Entering edit mode
5.9 years ago
misterie
▴
110
Hi,
Do you know any idea how to do comparison of SNPs and InDels distribution between chromosomes? I know, I should take account a different chromosomes size. I have calculated number of SNPs for each chromosomes as well as number of InDels. Should I take account into size of indels? Do you have any idea?
I want to compare distribution of SNP -- randomness, some patterns associated with chromosome
This is not perhaps what you are looking for in terms of guidance for analysis, but it help you identify what to look for? Ensembl has per chromosome summary statistics, number of coding or non coding genes and short variants (defined as <50bp in length), e.g. for chromosome 1.
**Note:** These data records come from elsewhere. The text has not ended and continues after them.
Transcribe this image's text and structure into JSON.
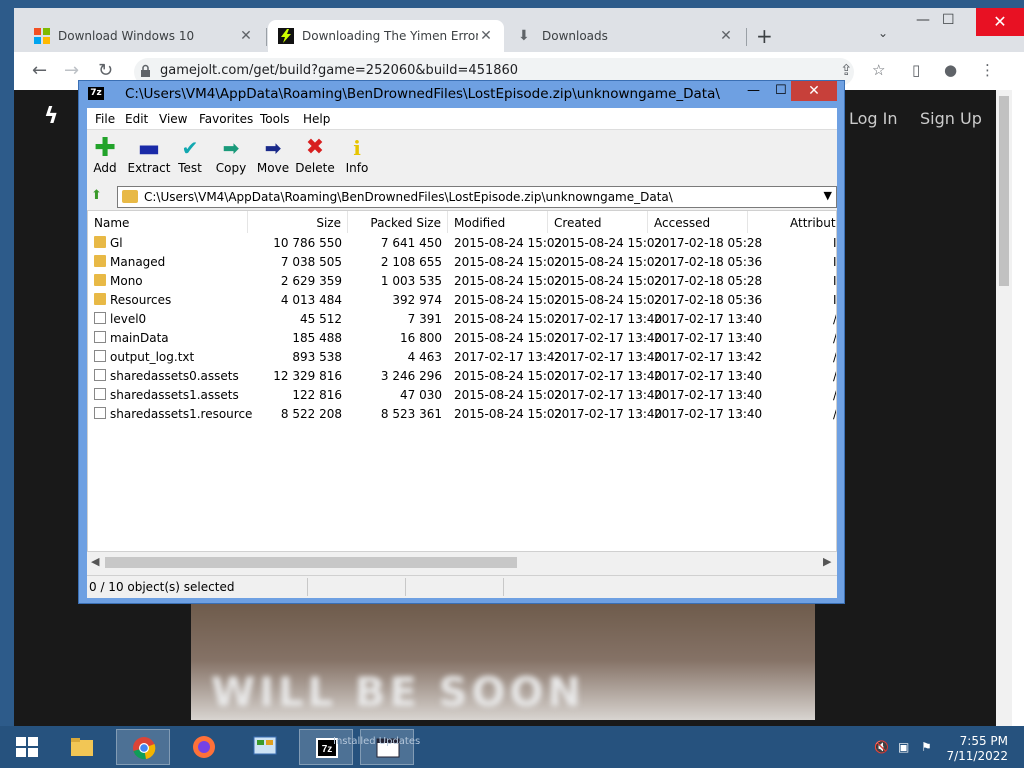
{
  "browser": {
    "tabs": [
      {
        "title": "Download Windows 10",
        "icon": "windows-logo-icon"
      },
      {
        "title": "Downloading The Yimen Error Se",
        "icon": "gamejolt-icon"
      },
      {
        "title": "Downloads",
        "icon": "download-icon"
      }
    ],
    "url": "gamejolt.com/get/build?game=252060&build=451860"
  },
  "page": {
    "login": "Log In",
    "signup": "Sign Up",
    "caption": "WILL BE SOON"
  },
  "zip": {
    "title": "C:\\Users\\VM4\\AppData\\Roaming\\BenDrownedFiles\\LostEpisode.zip\\unknowngame_Data\\",
    "menu": [
      "File",
      "Edit",
      "View",
      "Favorites",
      "Tools",
      "Help"
    ],
    "toolbar": [
      "Add",
      "Extract",
      "Test",
      "Copy",
      "Move",
      "Delete",
      "Info"
    ],
    "address": "C:\\Users\\VM4\\AppData\\Roaming\\BenDrownedFiles\\LostEpisode.zip\\unknowngame_Data\\",
    "columns": [
      "Name",
      "Size",
      "Packed Size",
      "Modified",
      "Created",
      "Accessed",
      "Attribute"
    ],
    "rows": [
      {
        "name": "Gl",
        "type": "folder",
        "size": "10 786 550",
        "packed": "7 641 450",
        "modified": "2015-08-24 15:02",
        "created": "2015-08-24 15:02",
        "accessed": "2017-02-18 05:28",
        "attr": "I"
      },
      {
        "name": "Managed",
        "type": "folder",
        "size": "7 038 505",
        "packed": "2 108 655",
        "modified": "2015-08-24 15:02",
        "created": "2015-08-24 15:02",
        "accessed": "2017-02-18 05:36",
        "attr": "I"
      },
      {
        "name": "Mono",
        "type": "folder",
        "size": "2 629 359",
        "packed": "1 003 535",
        "modified": "2015-08-24 15:02",
        "created": "2015-08-24 15:02",
        "accessed": "2017-02-18 05:28",
        "attr": "I"
      },
      {
        "name": "Resources",
        "type": "folder",
        "size": "4 013 484",
        "packed": "392 974",
        "modified": "2015-08-24 15:02",
        "created": "2015-08-24 15:02",
        "accessed": "2017-02-18 05:36",
        "attr": "I"
      },
      {
        "name": "level0",
        "type": "file",
        "size": "45 512",
        "packed": "7 391",
        "modified": "2015-08-24 15:02",
        "created": "2017-02-17 13:40",
        "accessed": "2017-02-17 13:40",
        "attr": "/"
      },
      {
        "name": "mainData",
        "type": "file",
        "size": "185 488",
        "packed": "16 800",
        "modified": "2015-08-24 15:02",
        "created": "2017-02-17 13:40",
        "accessed": "2017-02-17 13:40",
        "attr": "/"
      },
      {
        "name": "output_log.txt",
        "type": "file",
        "size": "893 538",
        "packed": "4 463",
        "modified": "2017-02-17 13:42",
        "created": "2017-02-17 13:40",
        "accessed": "2017-02-17 13:42",
        "attr": "/"
      },
      {
        "name": "sharedassets0.assets",
        "type": "file",
        "size": "12 329 816",
        "packed": "3 246 296",
        "modified": "2015-08-24 15:02",
        "created": "2017-02-17 13:40",
        "accessed": "2017-02-17 13:40",
        "attr": "/"
      },
      {
        "name": "sharedassets1.assets",
        "type": "file",
        "size": "122 816",
        "packed": "47 030",
        "modified": "2015-08-24 15:02",
        "created": "2017-02-17 13:40",
        "accessed": "2017-02-17 13:40",
        "attr": "/"
      },
      {
        "name": "sharedassets1.resource",
        "type": "file",
        "size": "8 522 208",
        "packed": "8 523 361",
        "modified": "2015-08-24 15:02",
        "created": "2017-02-17 13:40",
        "accessed": "2017-02-17 13:40",
        "attr": "/"
      }
    ],
    "status": "0 / 10 object(s) selected"
  },
  "taskbar": {
    "time": "7:55 PM",
    "date": "7/11/2022",
    "faded": "Installed Updates"
  }
}
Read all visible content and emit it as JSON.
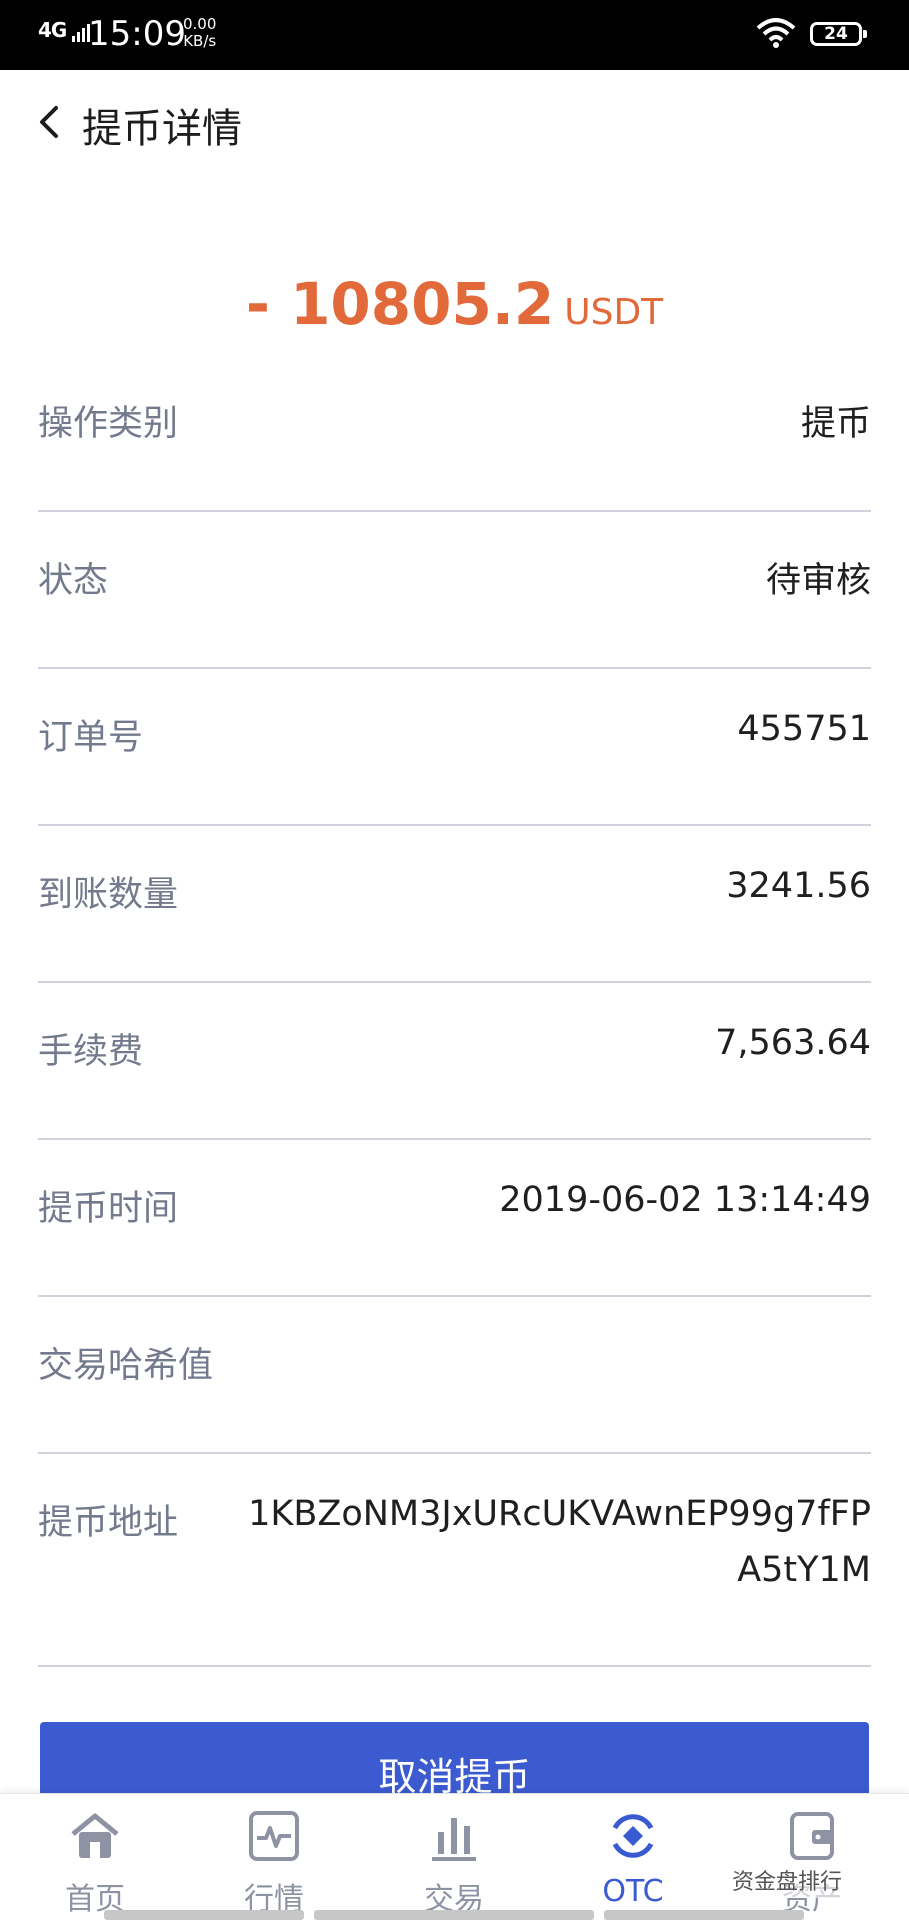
{
  "status_bar": {
    "network": "4G",
    "time": "15:09",
    "speed_value": "0.00",
    "speed_unit": "KB/s",
    "battery": "24"
  },
  "header": {
    "title": "提币详情",
    "back_icon": "chevron-left-icon"
  },
  "amount": {
    "value": "- 10805.2",
    "unit": "USDT",
    "color": "#e2693a"
  },
  "rows": [
    {
      "label": "操作类别",
      "value": "提币"
    },
    {
      "label": "状态",
      "value": "待审核"
    },
    {
      "label": "订单号",
      "value": "455751"
    },
    {
      "label": "到账数量",
      "value": "3241.56"
    },
    {
      "label": "手续费",
      "value": "7,563.64"
    },
    {
      "label": "提币时间",
      "value": "2019-06-02 13:14:49"
    },
    {
      "label": "交易哈希值",
      "value": ""
    },
    {
      "label": "提币地址",
      "value": "1KBZoNM3JxURcUKVAwnEP99g7fFPA5tY1M"
    }
  ],
  "cancel_button": {
    "label": "取消提币",
    "color": "#3c5bd0"
  },
  "tabs": [
    {
      "label": "首页",
      "icon": "home-icon",
      "active": false
    },
    {
      "label": "行情",
      "icon": "market-chart-icon",
      "active": false
    },
    {
      "label": "交易",
      "icon": "bar-chart-icon",
      "active": false
    },
    {
      "label": "OTC",
      "icon": "otc-icon",
      "active": true
    },
    {
      "label": "资产",
      "icon": "wallet-icon",
      "active": false
    }
  ],
  "watermark": "资金盘排行"
}
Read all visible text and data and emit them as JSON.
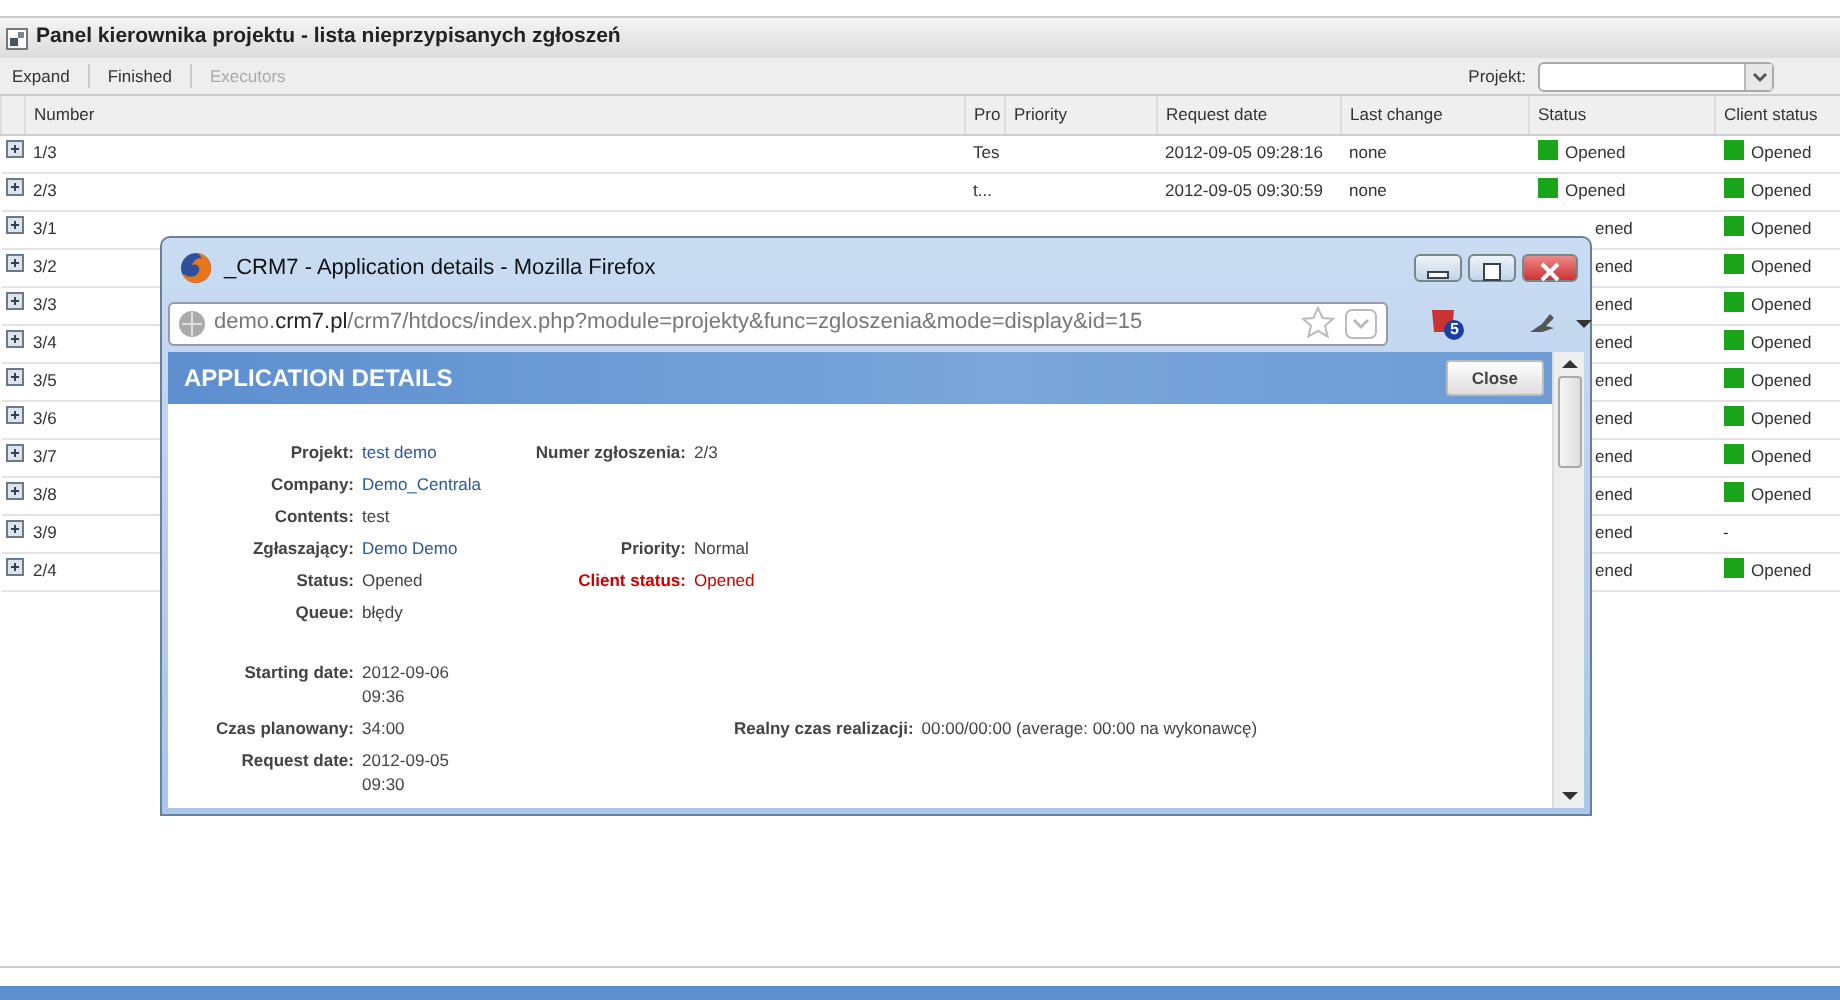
{
  "panel": {
    "title": "Panel kierownika projektu - lista nieprzypisanych zgłoszeń"
  },
  "toolbar": {
    "items": [
      {
        "label": "Expand",
        "disabled": false
      },
      {
        "label": "Finished",
        "disabled": false
      },
      {
        "label": "Executors",
        "disabled": true
      }
    ],
    "project_label": "Projekt:"
  },
  "table": {
    "columns": [
      "Number",
      "Pro",
      "Priority",
      "Request date",
      "Last change",
      "Status",
      "Client status"
    ],
    "rows": [
      {
        "kind": "full",
        "number": "1/3",
        "project": "Tes",
        "request_date": "2012-09-05 09:28:16",
        "last_change": "none",
        "status": {
          "text": "Opened",
          "color": "#1aa41a"
        },
        "client_status": {
          "text": "Opened",
          "color": "#1aa41a"
        }
      },
      {
        "kind": "full",
        "number": "2/3",
        "project": "t...",
        "request_date": "2012-09-05 09:30:59",
        "last_change": "none",
        "status": {
          "text": "Opened",
          "color": "#1aa41a"
        },
        "client_status": {
          "text": "Opened",
          "color": "#1aa41a"
        }
      },
      {
        "kind": "covered",
        "number": "3/1",
        "status": {
          "text": "ened"
        },
        "client_status": {
          "text": "Opened",
          "color": "#1aa41a"
        }
      },
      {
        "kind": "covered",
        "number": "3/2",
        "status": {
          "text": "ened"
        },
        "client_status": {
          "text": "Opened",
          "color": "#1aa41a"
        }
      },
      {
        "kind": "covered",
        "number": "3/3",
        "status": {
          "text": "ened"
        },
        "client_status": {
          "text": "Opened",
          "color": "#1aa41a"
        }
      },
      {
        "kind": "covered",
        "number": "3/4",
        "status": {
          "text": "ened"
        },
        "client_status": {
          "text": "Opened",
          "color": "#1aa41a"
        }
      },
      {
        "kind": "covered",
        "number": "3/5",
        "status": {
          "text": "ened"
        },
        "client_status": {
          "text": "Opened",
          "color": "#1aa41a"
        }
      },
      {
        "kind": "covered",
        "number": "3/6",
        "status": {
          "text": "ened"
        },
        "client_status": {
          "text": "Opened",
          "color": "#1aa41a"
        }
      },
      {
        "kind": "covered",
        "number": "3/7",
        "status": {
          "text": "ened"
        },
        "client_status": {
          "text": "Opened",
          "color": "#1aa41a"
        }
      },
      {
        "kind": "covered",
        "number": "3/8",
        "status": {
          "text": "ened"
        },
        "client_status": {
          "text": "Opened",
          "color": "#1aa41a"
        }
      },
      {
        "kind": "covered",
        "number": "3/9",
        "status": {
          "text": "ened"
        },
        "client_status": {
          "text": "-"
        }
      },
      {
        "kind": "covered",
        "number": "2/4",
        "status": {
          "text": "ened"
        },
        "client_status": {
          "text": "Opened",
          "color": "#1aa41a"
        }
      }
    ]
  },
  "popup": {
    "window_title": "_CRM7 - Application details - Mozilla Firefox",
    "url": {
      "host_prefix": "demo.",
      "domain": "crm7.pl",
      "path": "/crm7/htdocs/index.php?module=projekty&func=zgloszenia&mode=display&id=15"
    },
    "addon_badge": "5",
    "header": "APPLICATION DETAILS",
    "close_button": "Close",
    "rows": [
      {
        "left": {
          "label": "Projekt:",
          "value": "test demo",
          "kind": "link"
        },
        "right": {
          "label": "Numer zgłoszenia:",
          "value": "2/3",
          "kind": "text"
        }
      },
      {
        "left": {
          "label": "Company:",
          "value": "Demo_Centrala",
          "kind": "link"
        }
      },
      {
        "left": {
          "label": "Contents:",
          "value": "test",
          "kind": "text"
        }
      },
      {
        "left": {
          "label": "Zgłaszający:",
          "value": "Demo Demo",
          "kind": "link"
        },
        "right": {
          "label": "Priority:",
          "value": "Normal",
          "kind": "text"
        }
      },
      {
        "left": {
          "label": "Status:",
          "value": "Opened",
          "kind": "text"
        },
        "right": {
          "label": "Client status:",
          "value": "Opened",
          "kind": "alert"
        }
      },
      {
        "left": {
          "label": "Queue:",
          "value": "błędy",
          "kind": "text"
        }
      },
      {
        "left": {
          "label": "Starting date:",
          "value": "2012-09-06 09:36",
          "kind": "text"
        },
        "kind": "spaced"
      },
      {
        "left": {
          "label": "Czas planowany:",
          "value": "34:00",
          "kind": "text"
        },
        "far_right": {
          "label": "Realny czas realizacji:",
          "value": "00:00/00:00 (average: 00:00 na wykonawcę)"
        }
      },
      {
        "left": {
          "label": "Request date:",
          "value": "2012-09-05 09:30",
          "kind": "text"
        }
      }
    ]
  }
}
I guess what you are looking for is identifying which chromosome/regions on a chromosome may have a higher/lower than expected number of variants compared to the genome frequency as a whole. Have you considered looking into regions that are shown to be highly conserved evolutionarily?
Yes, to further elaborate on Erin's final point, as an example, recent in silico prediction tools have compared mutation frequencies against random mutation backgrounds and/or 'derived' alleles that have become fixed (conserved) in the human lineage when compared to our recent ape ancestor. If you want ideas, I would look at some of those recent tools, such as GWAVA, FATHMM MKL, CADD, DANN, etc. Ensembl has much untapped data that can be put to great use.
As a side note: conservation is the single best predictor of functionality of a mutation / variant.
I have got my own VCF files that contains information about InDels and VCF (also annotated) and I want to do some comparison between chromosomes. It is not a human genome.